Lo que hace que Grotesquerie trascienda sus limitaciones genéricas es su comprensión del horror como algo más que sangre y vísceras: el verdadero horror no está en los elaborados tableaux de muerte que construye su psychokiller, sino en la forma en que estos se han convertido en algo rutinario, en cómo la sociedad los procesa y los consume: el apocalipsis se ha convertido en ruido de fondo de nuestra vida cotidiana. En definitiva, Grotesquerie es un espejo oscuro que refleja no solo nuestros miedos más primitivos, sino también nuestra incapacidad para procesarlos de manera significativa.
Como todas las creaciones de Murphy, la serie roza constantemente con el exceso, pero aquí ese exceso tiene un propósito más allá del shock: es un método, una forma de documentar una época donde todo – la violencia, la fe, el entretenimiento – se encuentra en el límite. Grotesquerie no es solo el título de la serie: es un diagnóstico de nuestro tiempo.
Grotesquerie, entre el exceso y el vacío del horror contemporáneo
Si algo define la obra de Ryan Murphy es su obsesión por la forma. En Grotesquerie, esa obsesión alcanza niveles extremos: cada asesinato es concebido como una instalación artística, cada escena está iluminada para maximizar la sensación de asfixia moral. Sin embargo, este barroquismo resulta agotador. Hay una sensación de redundancia que impregna cada cuadro: la lluvia, las sombras, los rostros crispados; todo parece gritar su significado, dejando poco espacio para la ambigüedad o la interpretación.
La dirección de Max Winkler intenta, en los primeros episodios, imprimir un ritmo que conjugue el “slow burn” con momentos de impacto visceral, pero el resultado es desigual. El espectáculo visual choca con una narrativa que se tambalea bajo el peso de sus propios excesos. Los diálogos, cargados de alusiones bíblicas y reflexiones existenciales, carecen de la sutileza necesaria para equilibrar la densidad de las imágenes.
Uno de los mayores problemas de Grotesquerie es su falta de confianza en el espectador. La serie se empeña en explicarlo todo, en desentrañar sus propios misterios con una minuciosidad que termina por esterilizar el contenido.
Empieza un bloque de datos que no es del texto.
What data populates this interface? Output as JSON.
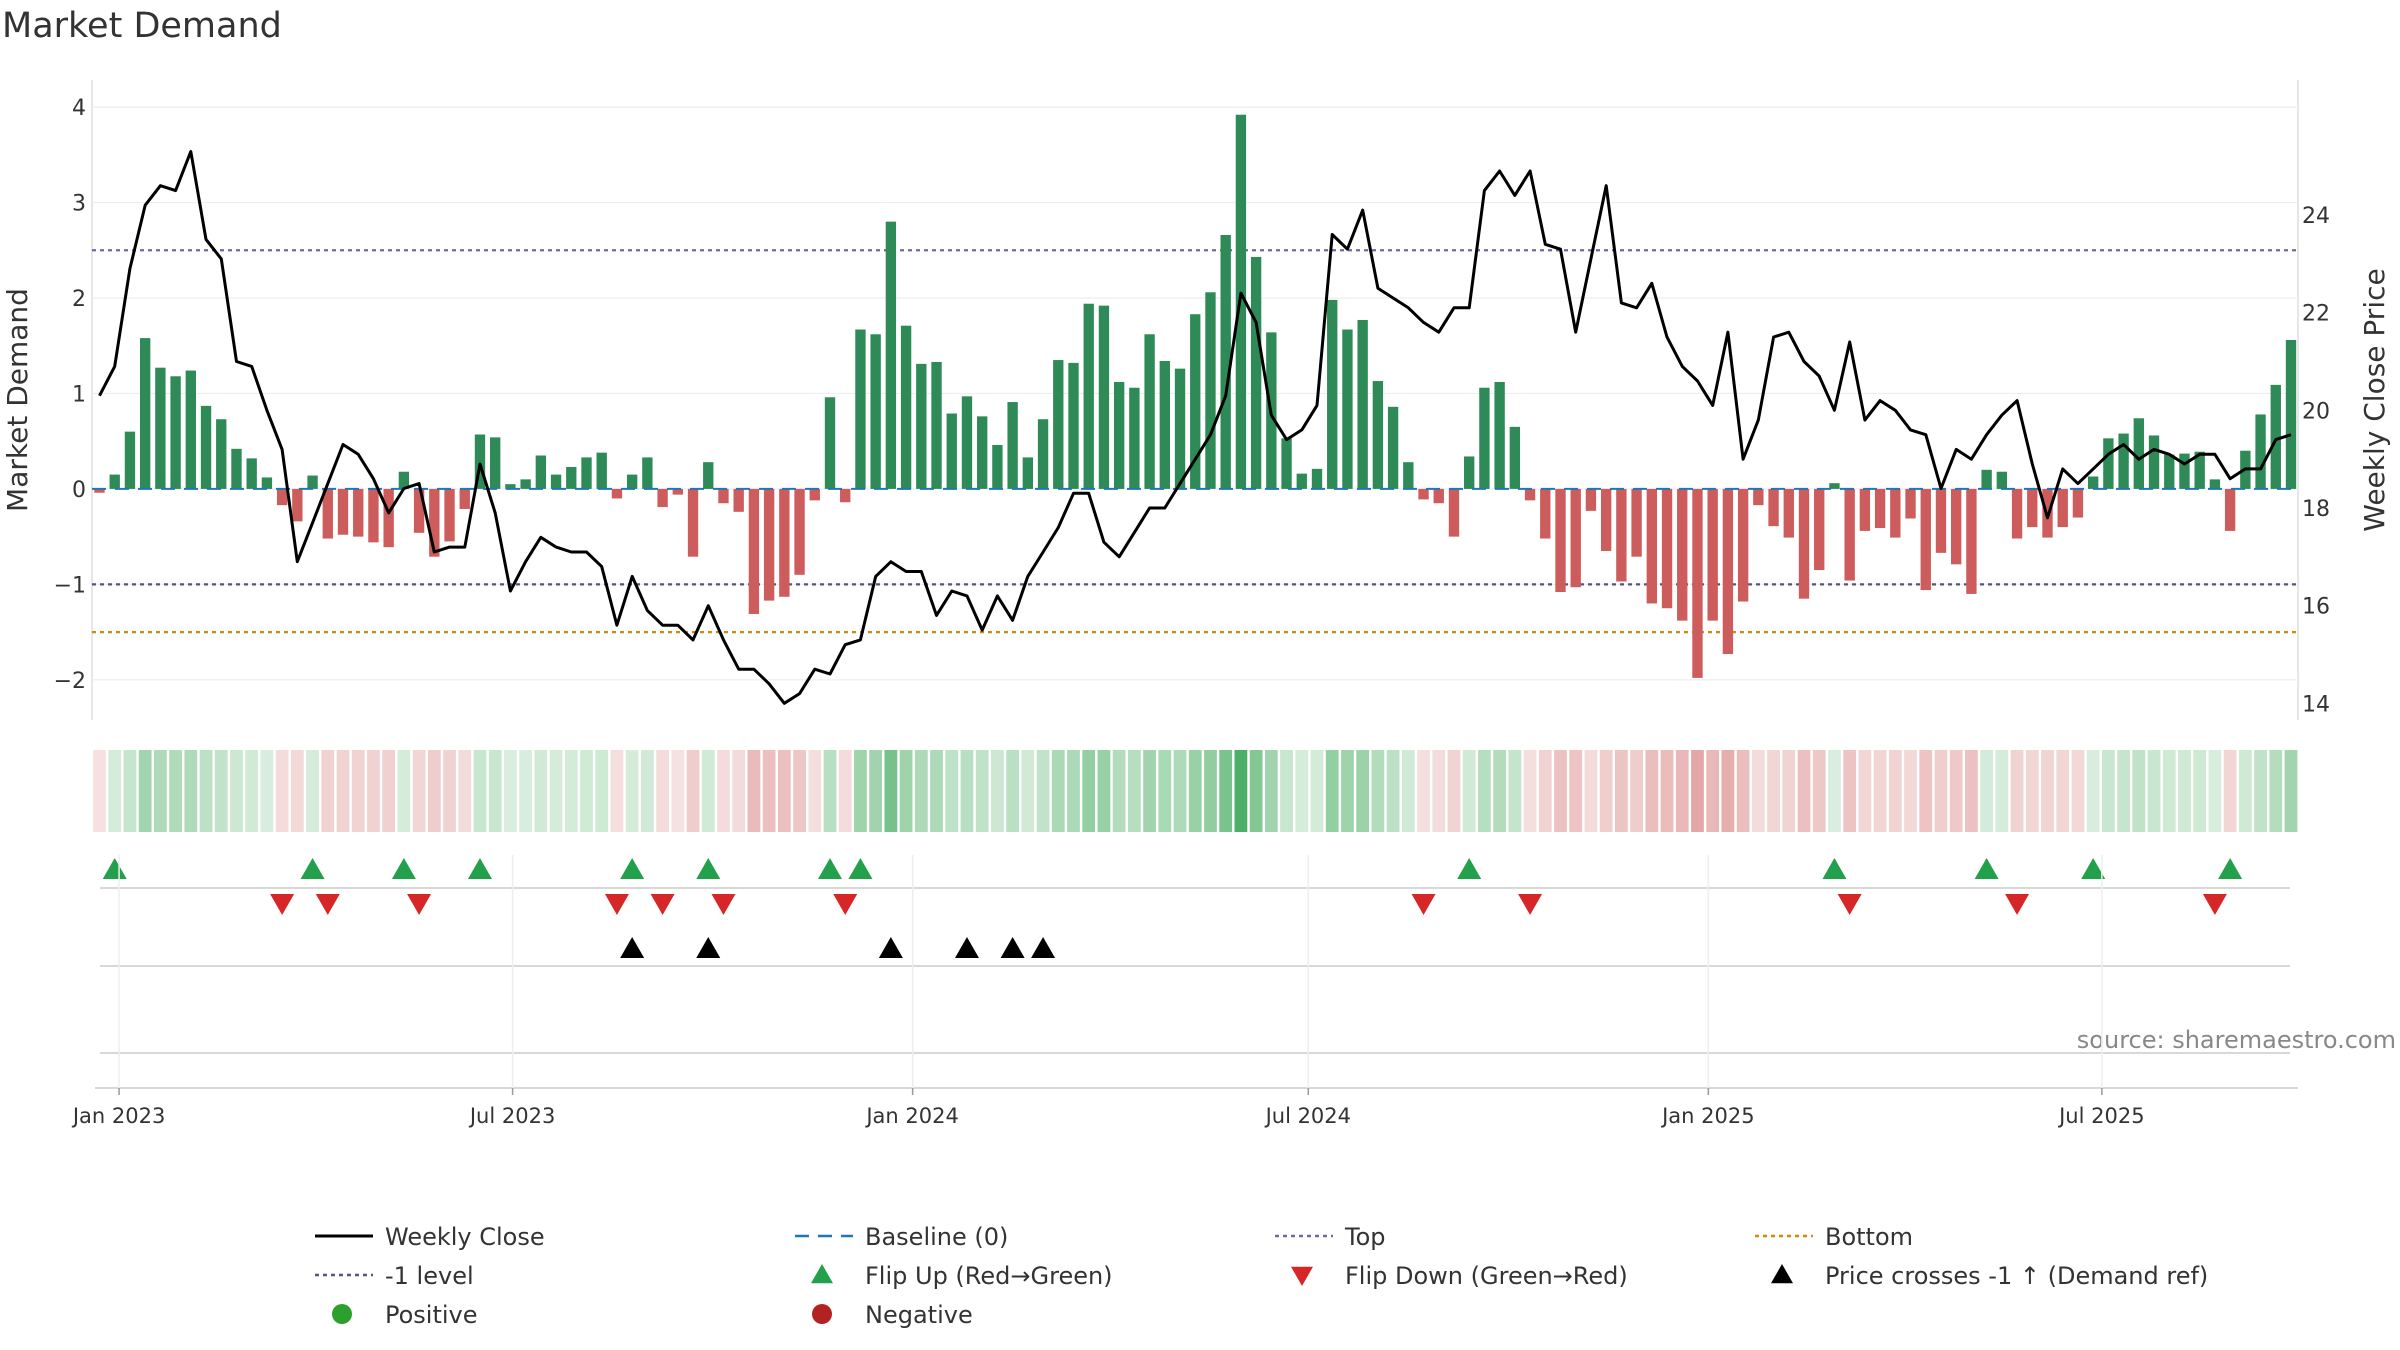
{
  "chart_data": {
    "type": "bar",
    "title": "Market Demand",
    "left_axis": {
      "label": "Market Demand",
      "ylim": [
        -2.4,
        4.2
      ],
      "ticks": [
        -2,
        -1,
        0,
        1,
        2,
        3,
        4
      ],
      "tick_labels": [
        "−2",
        "−1",
        "0",
        "1",
        "2",
        "3",
        "4"
      ]
    },
    "right_axis": {
      "label": "Weekly Close Price",
      "ylim": [
        13.7,
        26.6
      ],
      "ticks": [
        14,
        16,
        18,
        20,
        22,
        24
      ],
      "tick_labels": [
        "14",
        "16",
        "18",
        "20",
        "22",
        "24"
      ]
    },
    "x_axis": {
      "start": "2022-12-23",
      "step_days": 7,
      "ticks": [
        {
          "label": "Jan 2023",
          "date": "2023-01-01"
        },
        {
          "label": "Jul 2023",
          "date": "2023-07-01"
        },
        {
          "label": "Jan 2024",
          "date": "2024-01-01"
        },
        {
          "label": "Jul 2024",
          "date": "2024-07-01"
        },
        {
          "label": "Jan 2025",
          "date": "2025-01-01"
        },
        {
          "label": "Jul 2025",
          "date": "2025-07-01"
        }
      ]
    },
    "reference_lines": {
      "top": 2.5,
      "minus_one": -1.0,
      "bottom": -1.5,
      "baseline": 0
    },
    "series": [
      {
        "name": "Weekly Close",
        "kind": "line",
        "axis": "right",
        "color": "#000000",
        "values": [
          20.3,
          20.9,
          22.9,
          24.2,
          24.6,
          24.5,
          25.3,
          23.5,
          23.1,
          21.0,
          20.9,
          20.0,
          19.2,
          16.9,
          17.7,
          18.5,
          19.3,
          19.1,
          18.6,
          17.9,
          18.4,
          18.5,
          17.1,
          17.2,
          17.2,
          18.9,
          17.9,
          16.3,
          16.9,
          17.4,
          17.2,
          17.1,
          17.1,
          16.8,
          15.6,
          16.6,
          15.9,
          15.6,
          15.6,
          15.3,
          16.0,
          15.3,
          14.7,
          14.7,
          14.4,
          14.0,
          14.2,
          14.7,
          14.6,
          15.2,
          15.3,
          16.6,
          16.9,
          16.7,
          16.7,
          15.8,
          16.3,
          16.2,
          15.5,
          16.2,
          15.7,
          16.6,
          17.1,
          17.6,
          18.3,
          18.3,
          17.3,
          17.0,
          17.5,
          18.0,
          18.0,
          18.5,
          19.0,
          19.5,
          20.3,
          22.4,
          21.8,
          19.9,
          19.4,
          19.6,
          20.1,
          23.6,
          23.3,
          24.1,
          22.5,
          22.3,
          22.1,
          21.8,
          21.6,
          22.1,
          22.1,
          24.5,
          24.9,
          24.4,
          24.9,
          23.4,
          23.3,
          21.6,
          23.1,
          24.6,
          22.2,
          22.1,
          22.6,
          21.5,
          20.9,
          20.6,
          20.1,
          21.6,
          19.0,
          19.8,
          21.5,
          21.6,
          21.0,
          20.7,
          20.0,
          21.4,
          19.8,
          20.2,
          20.0,
          19.6,
          19.5,
          18.4,
          19.2,
          19.0,
          19.5,
          19.9,
          20.2,
          18.9,
          17.8,
          18.8,
          18.5,
          18.8,
          19.1,
          19.3,
          19.0,
          19.2,
          19.1,
          18.9,
          19.1,
          19.1,
          18.6,
          18.8,
          18.8,
          19.4,
          19.5
        ]
      },
      {
        "name": "Market Demand",
        "kind": "bar",
        "axis": "left",
        "values": [
          -0.04,
          0.15,
          0.6,
          1.58,
          1.27,
          1.18,
          1.24,
          0.87,
          0.73,
          0.42,
          0.32,
          0.12,
          -0.17,
          -0.34,
          0.14,
          -0.52,
          -0.48,
          -0.5,
          -0.56,
          -0.61,
          0.18,
          -0.46,
          -0.71,
          -0.55,
          -0.21,
          0.57,
          0.54,
          0.05,
          0.1,
          0.35,
          0.15,
          0.23,
          0.33,
          0.38,
          -0.1,
          0.15,
          0.33,
          -0.19,
          -0.06,
          -0.71,
          0.28,
          -0.15,
          -0.24,
          -1.31,
          -1.17,
          -1.13,
          -0.9,
          -0.12,
          0.96,
          -0.14,
          1.67,
          1.62,
          2.8,
          1.71,
          1.31,
          1.33,
          0.79,
          0.97,
          0.76,
          0.46,
          0.91,
          0.33,
          0.73,
          1.35,
          1.32,
          1.94,
          1.92,
          1.12,
          1.06,
          1.62,
          1.34,
          1.26,
          1.83,
          2.06,
          2.66,
          3.92,
          2.43,
          1.64,
          0.53,
          0.16,
          0.21,
          1.98,
          1.67,
          1.77,
          1.13,
          0.86,
          0.28,
          -0.11,
          -0.15,
          -0.5,
          0.34,
          1.06,
          1.12,
          0.65,
          -0.12,
          -0.52,
          -1.08,
          -1.03,
          -0.23,
          -0.65,
          -0.97,
          -0.71,
          -1.2,
          -1.25,
          -1.38,
          -1.98,
          -1.38,
          -1.73,
          -1.18,
          -0.17,
          -0.39,
          -0.51,
          -1.15,
          -0.85,
          0.06,
          -0.96,
          -0.44,
          -0.41,
          -0.51,
          -0.31,
          -1.06,
          -0.67,
          -0.79,
          -1.1,
          0.2,
          0.18,
          -0.52,
          -0.4,
          -0.51,
          -0.4,
          -0.3,
          0.13,
          0.53,
          0.58,
          0.74,
          0.56,
          0.36,
          0.37,
          0.39,
          0.1,
          -0.44,
          0.4,
          0.78,
          1.09,
          1.56
        ]
      }
    ],
    "heat_strip": "Market Demand intensity (green positive, red negative)",
    "flip_up_weeks": [
      1,
      14,
      20,
      25,
      35,
      40,
      48,
      50,
      90,
      114,
      124,
      131,
      140
    ],
    "flip_down_weeks": [
      12,
      15,
      21,
      34,
      37,
      41,
      49,
      87,
      94,
      115,
      126,
      139
    ],
    "price_cross_weeks": [
      35,
      40,
      52,
      57,
      60,
      62
    ]
  },
  "colors": {
    "positive": "#2e8b57",
    "negative": "#cd5c5c",
    "line": "#000000",
    "top": "#6a6aa8",
    "minus_one": "#555577",
    "bottom": "#d4870a",
    "baseline": "#1f77b4",
    "flip_up": "#22a04b",
    "flip_down": "#d62728",
    "cross": "#000000",
    "pos_marker": "#2ca02c",
    "neg_marker": "#b22222"
  },
  "legend": [
    {
      "label": "Weekly Close",
      "symbol": "line-solid",
      "color": "#000000"
    },
    {
      "label": "Baseline (0)",
      "symbol": "line-dash",
      "color": "#1f77b4"
    },
    {
      "label": "Top",
      "symbol": "line-dot",
      "color": "#6a6aa8"
    },
    {
      "label": "Bottom",
      "symbol": "line-dot",
      "color": "#d4870a"
    },
    {
      "label": "-1 level",
      "symbol": "line-dot",
      "color": "#555577"
    },
    {
      "label": "Flip Up (Red→Green)",
      "symbol": "triangle-up",
      "color": "#22a04b"
    },
    {
      "label": "Flip Down (Green→Red)",
      "symbol": "triangle-down",
      "color": "#d62728"
    },
    {
      "label": "Price crosses -1 ↑ (Demand ref)",
      "symbol": "triangle-up",
      "color": "#000000"
    },
    {
      "label": "Positive",
      "symbol": "circle",
      "color": "#2ca02c"
    },
    {
      "label": "Negative",
      "symbol": "circle",
      "color": "#b22222"
    }
  ],
  "source": "source: sharemaestro.com"
}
Cada giro de la trama, cada pista oculta en las muertes rituales, es expuesta con una claridad que elimina cualquier posibilidad de sorpresa. Incluso el gran giro argumental de la temporada —un cambio radical en la naturaleza de los asesinatos— se siente telegráfico, más como una concesión que como una revelación orgánica.
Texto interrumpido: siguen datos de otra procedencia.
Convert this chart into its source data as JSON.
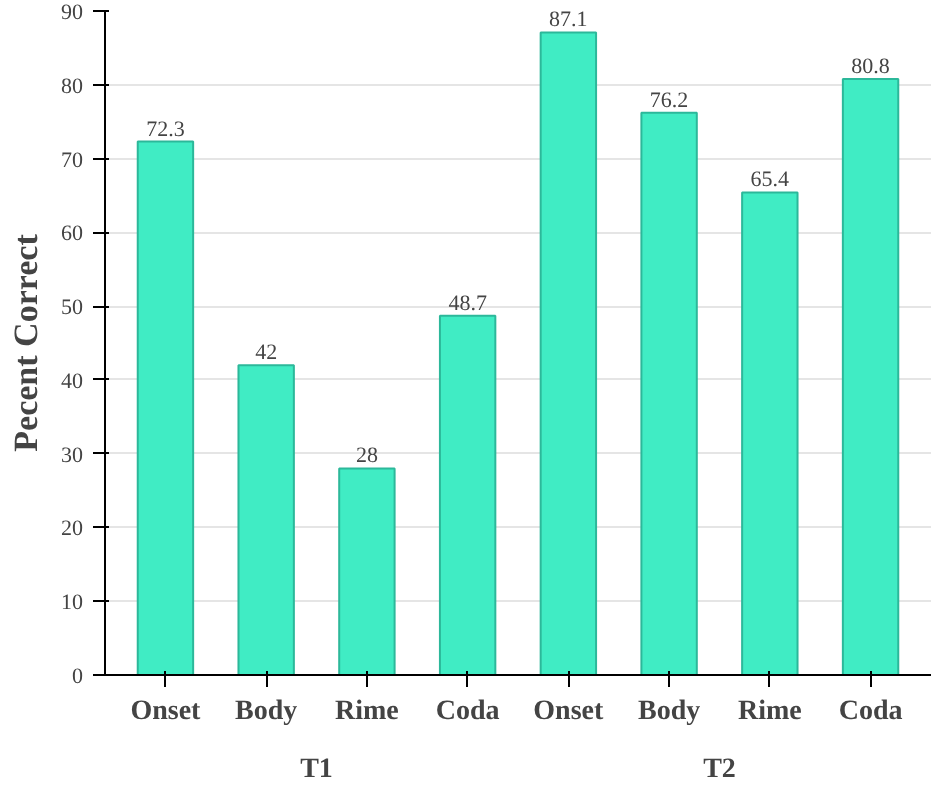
{
  "chart_data": {
    "type": "bar",
    "ylabel": "Pecent Correct",
    "categories": [
      "Onset",
      "Body",
      "Rime",
      "Coda",
      "Onset",
      "Body",
      "Rime",
      "Coda"
    ],
    "values": [
      72.3,
      42,
      28,
      48.7,
      87.1,
      76.2,
      65.4,
      80.8
    ],
    "color": "#40ecc4",
    "data_labels": true,
    "ylim": [
      0,
      90
    ],
    "yticks": [
      0,
      10,
      20,
      30,
      40,
      50,
      60,
      70,
      80,
      90
    ],
    "grid": "y",
    "annotations": [
      "T1",
      "T2"
    ]
  }
}
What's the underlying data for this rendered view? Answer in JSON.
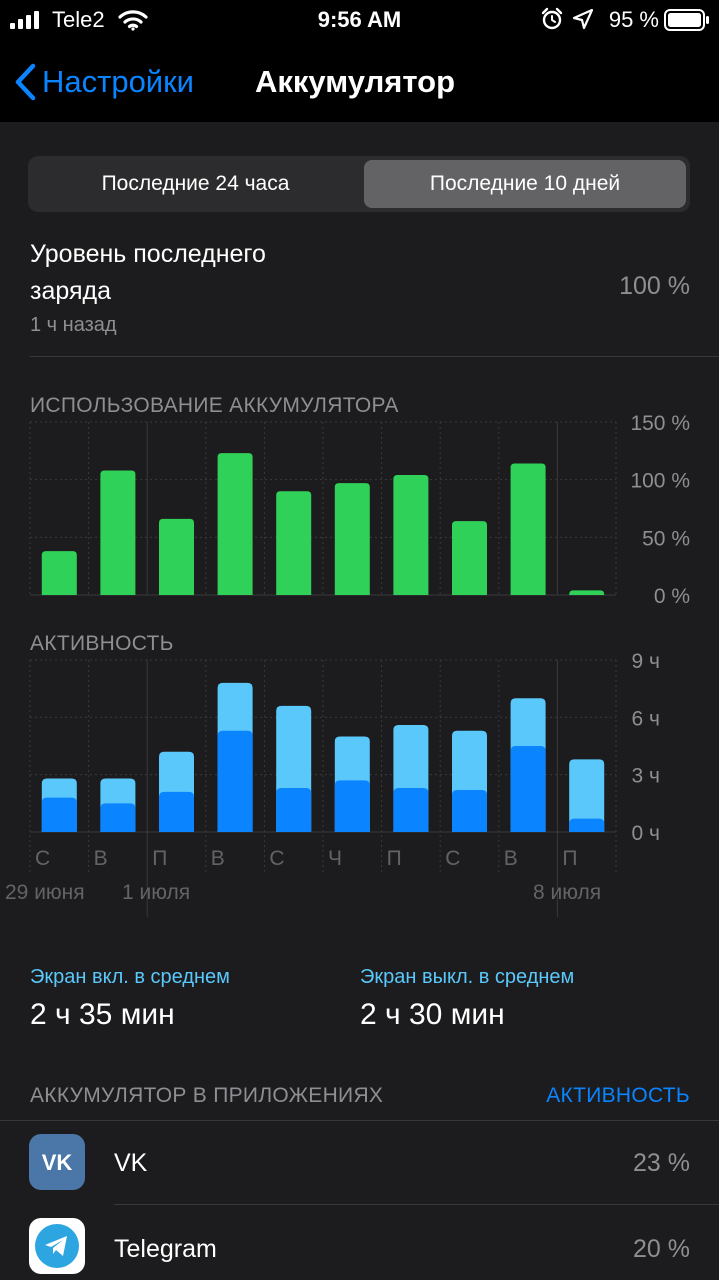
{
  "status": {
    "carrier": "Tele2",
    "time": "9:56 AM",
    "battery_percent": "95 %"
  },
  "nav": {
    "back_label": "Настройки",
    "title": "Аккумулятор"
  },
  "segments": {
    "left": "Последние 24 часа",
    "right": "Последние 10 дней",
    "selected": "right"
  },
  "last_charge": {
    "label": "Уровень последнего заряда",
    "ago": "1 ч назад",
    "value": "100 %"
  },
  "usage_header": "ИСПОЛЬЗОВАНИЕ АККУМУЛЯТОРА",
  "activity_header": "АКТИВНОСТЬ",
  "chart_data": [
    {
      "type": "bar",
      "title": "ИСПОЛЬЗОВАНИЕ АККУМУЛЯТОРА",
      "categories": [
        "С",
        "В",
        "П",
        "В",
        "С",
        "Ч",
        "П",
        "С",
        "В",
        "П"
      ],
      "values": [
        38,
        108,
        66,
        123,
        90,
        97,
        104,
        64,
        114,
        4
      ],
      "ylim": [
        0,
        150
      ],
      "yticks": [
        "150 %",
        "100 %",
        "50 %",
        "0 %"
      ],
      "color": "#30d158"
    },
    {
      "type": "bar",
      "title": "АКТИВНОСТЬ",
      "categories": [
        "С",
        "В",
        "П",
        "В",
        "С",
        "Ч",
        "П",
        "С",
        "В",
        "П"
      ],
      "series": [
        {
          "values": [
            1.8,
            1.5,
            2.1,
            5.3,
            2.3,
            2.7,
            2.3,
            2.2,
            4.5,
            0.7
          ],
          "color": "#0a84ff"
        },
        {
          "values": [
            1.0,
            1.3,
            2.1,
            2.5,
            4.3,
            2.3,
            3.3,
            3.1,
            2.5,
            3.1
          ],
          "color": "#5ac8fa"
        }
      ],
      "stacked": true,
      "ylim": [
        0,
        9
      ],
      "yticks": [
        "9 ч",
        "6 ч",
        "3 ч",
        "0 ч"
      ],
      "date_labels": [
        "29 июня",
        "1 июля",
        "8 июля"
      ],
      "grid": true
    }
  ],
  "screen_stats": {
    "on_label": "Экран вкл. в среднем",
    "on_value": "2 ч 35 мин",
    "off_label": "Экран выкл. в среднем",
    "off_value": "2 ч 30 мин"
  },
  "apps_section": {
    "header": "АККУМУЛЯТОР В ПРИЛОЖЕНИЯХ",
    "action": "АКТИВНОСТЬ",
    "items": [
      {
        "name": "VK",
        "percent": "23 %",
        "icon": "vk-icon",
        "color": "#4a76a8"
      },
      {
        "name": "Telegram",
        "percent": "20 %",
        "icon": "telegram-icon",
        "color": "#2ca5e0"
      }
    ]
  }
}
Grotesquerie es una serie atrapada entre dos impulsos contradictorios: la necesidad de ser relevante y la compulsión de ser espectacular. Hay en ella destellos de algo perturbador, una sensibilidad para capturar los miedos contemporáneos, pero el proyecto naufraga en su propia grandilocuencia, incapaz de reconciliar su crítica con su fetiche por el artificio. Al poco tiempo, Grotesquerie comienza a mostrar las grietas en su superficie. Tal vez en una segunda temporada, si llega a existir, la serie encuentre la sobriedad que tanto necesita. Por ahora, se queda como una curiosidad fallida, un intento de reconfigurar el género que se pierde en su propios vicios.
Grotesquerie está disponible en Disney+.